BinaryReader ReadString specifying length?

Corey Ogburn picture Corey Ogburn · Oct 31, 2013 · Viewed 10.5k times · Source

I'm working on a parser to receive UDP information, parse it, and store it. To do so I'm using a BinaryReader since it will mostly be binary information. Some of it will be strings though. MSDN says for the ReadString() function:

Reads a string from the current stream. The string is prefixed with the length, encoded as an integer seven bits at a time.

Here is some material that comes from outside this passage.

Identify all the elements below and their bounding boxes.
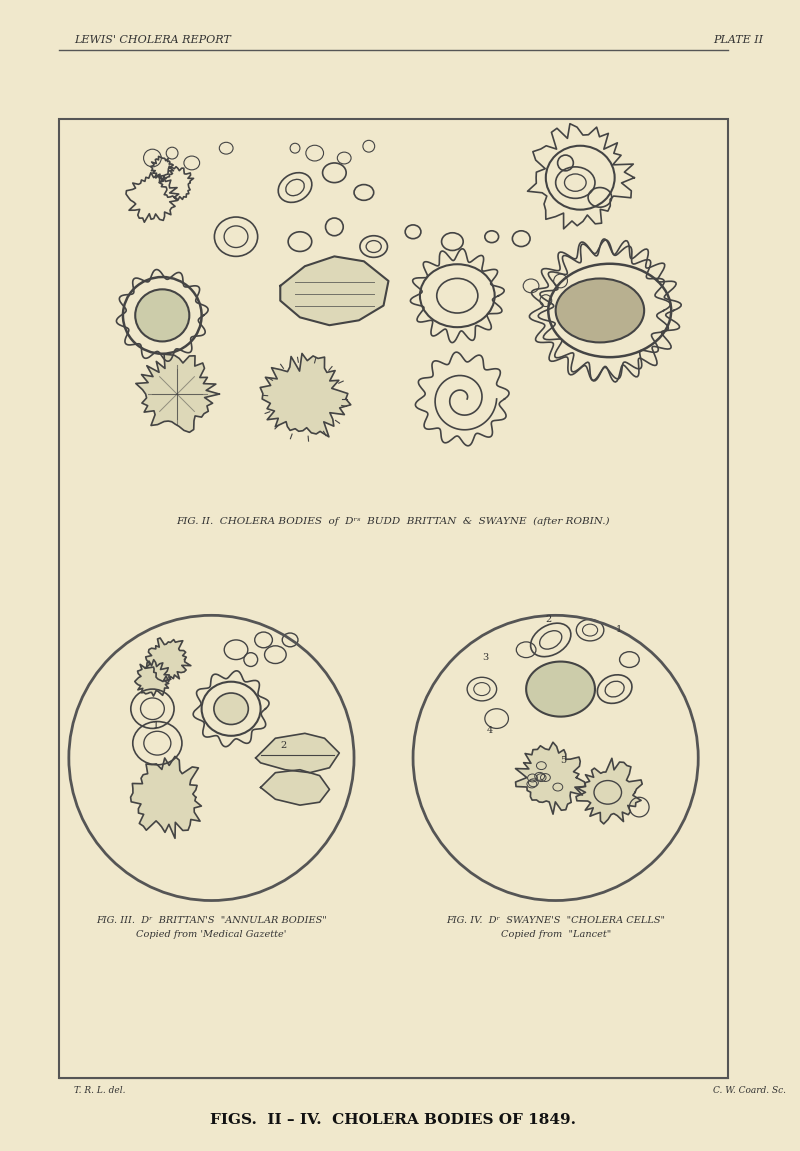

And I completely understand it up until "seven bits at a time" which I tried to simply ignore until I started testing. I'm creating my own byte array before putting it into a MemoryStream and attempting to read it with a BinaryReader. Here's what I first thought would work:

byte[] data = new byte[] { 3, 0, 0, 0, (byte)'C', (byte)'a', (byte)'t', }
BinaryReader reader = new BinaryReader(new MemoryStream(data));
String str = reader.ReadString();

Knowing an int is 4 bytes (and toying around long enough to find out that BinaryReader is Little Endian) I pass it the length of 3 and the corresponding letters. However str ends up holding \0\0\0. If I remove the 3 zeros and just have

byte[] data = new byte[] { 3, (byte)'C', (byte)'a', (byte)'t', }

Then it reads and stores Cat properly. To me this conflicts with the documentation saying that the length is supposed to be an integer. Now I'm beginning to think they simply mean a number with no decimal place and not the data type int. Does this mean that a BinaryReader can never read a string larger than 127 characters (since that would be 01111111 corresponding to the 7 bits part of the documentation)?

I'm writing up a protocol and need to completely understand what I'm getting into before I pass our documentation along to our clients.

Answer

Corey Ogburn picture Corey Ogburn · Oct 31, 2013

I found the source code for BinaryReader. It uses a function called Read7BitEncodedInt() and after looking up that documentation and the documentation for Write7BitEncodedInt() I found this:

The integer of the value parameter is written out seven bits at a time, starting with the seven least-significant bits. The high bit of a byte indicates whether there are more bytes to be written after this one. If value will fit in seven bits, it takes only one byte of space. If value will not fit in seven bits, the high bit is set on the first byte and written out. value is then shifted by seven bits and the next byte is written. This process is repeated until the entire integer has been written.

Also, Ralf found this link that better displays what's going on.